Question
Bell Manufacturing Inc. is considering the replacement of one of its old drill presses. Three alternative replacement presses are under consideration. The relevant cash flows
Bell Manufacturing Inc. is considering the replacement of one of its old drill presses. Three alternative replacement presses are under consideration. The relevant cash flows associated with each are shown in the following table. The firms cost of capital is 15%.

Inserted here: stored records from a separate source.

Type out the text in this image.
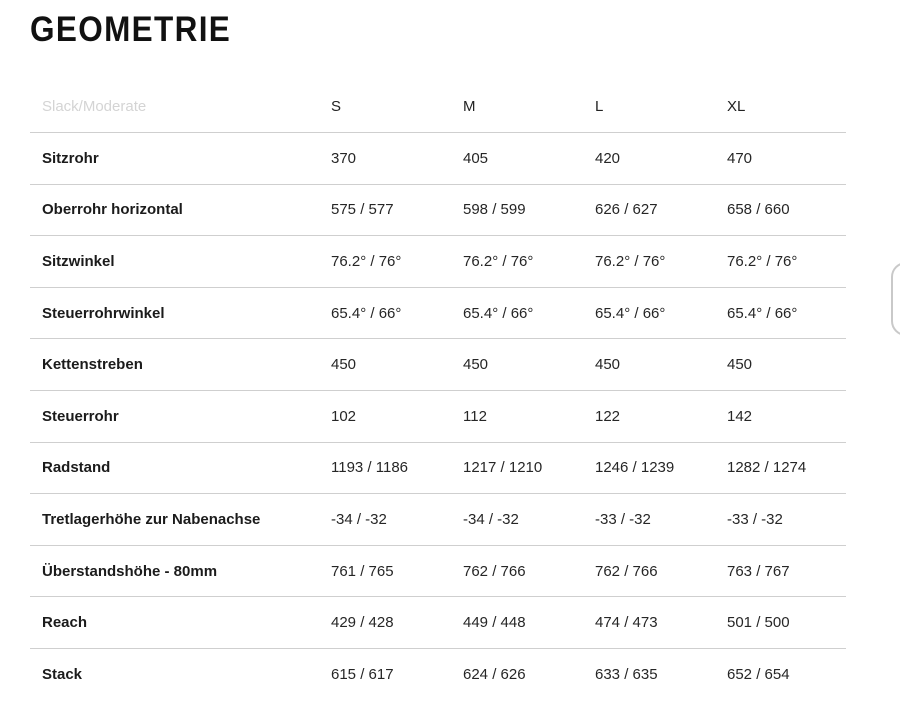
GEOMETRIE
Slack/Moderate	S	M	L	XL
Sitzrohr	370	405	420	470
Oberrohr horizontal	575 / 577	598 / 599	626 / 627	658 / 660
Sitzwinkel	76.2° / 76°	76.2° / 76°	76.2° / 76°	76.2° / 76°
Steuerrohrwinkel	65.4° / 66°	65.4° / 66°	65.4° / 66°	65.4° / 66°
Kettenstreben	450	450	450	450
Steuerrohr	102	112	122	142
Radstand	1193 / 1186	1217 / 1210	1246 / 1239	1282 / 1274
Tretlagerhöhe zur Nabenachse	-34 / -32	-34 / -32	-33 / -32	-33 / -32
Überstandshöhe - 80mm	761 / 765	762 / 766	762 / 766	763 / 767
Reach	429 / 428	449 / 448	474 / 473	501 / 500
Stack	615 / 617	624 / 626	633 / 635	652 / 654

| Machine A | Machine B | Machine C |
Initial Investment
| 85,000 $ | 60,000 $ | 130,000 $ |
Year | Cash Inflows | ||
1 | 18,000 $ | 12,000 $ | 50,000 $ |
2 | 18,000 | 14,000 | 30,000 |
3 | 18,000 | 16,000 | 20,000 |
4 | 18,000 | 18,000 | 20,000 |
5 | 18,000 | 20,000 | 20,000 |
6 | 18,000 | 25,000 | 30,000 |
7 | 18,000 | ----- | 40,000 |
8 | 18,000 | ----- | 50,000 |
a. Calculate the net present value (NPV) of each press.
b. Using NPV, evaluate the acceptability of each press.
c. Rank the presses from best to worst using NPV.
d. Calculate the profitability index (PI) for each press.
e. Rank the presses from best to worst using PI.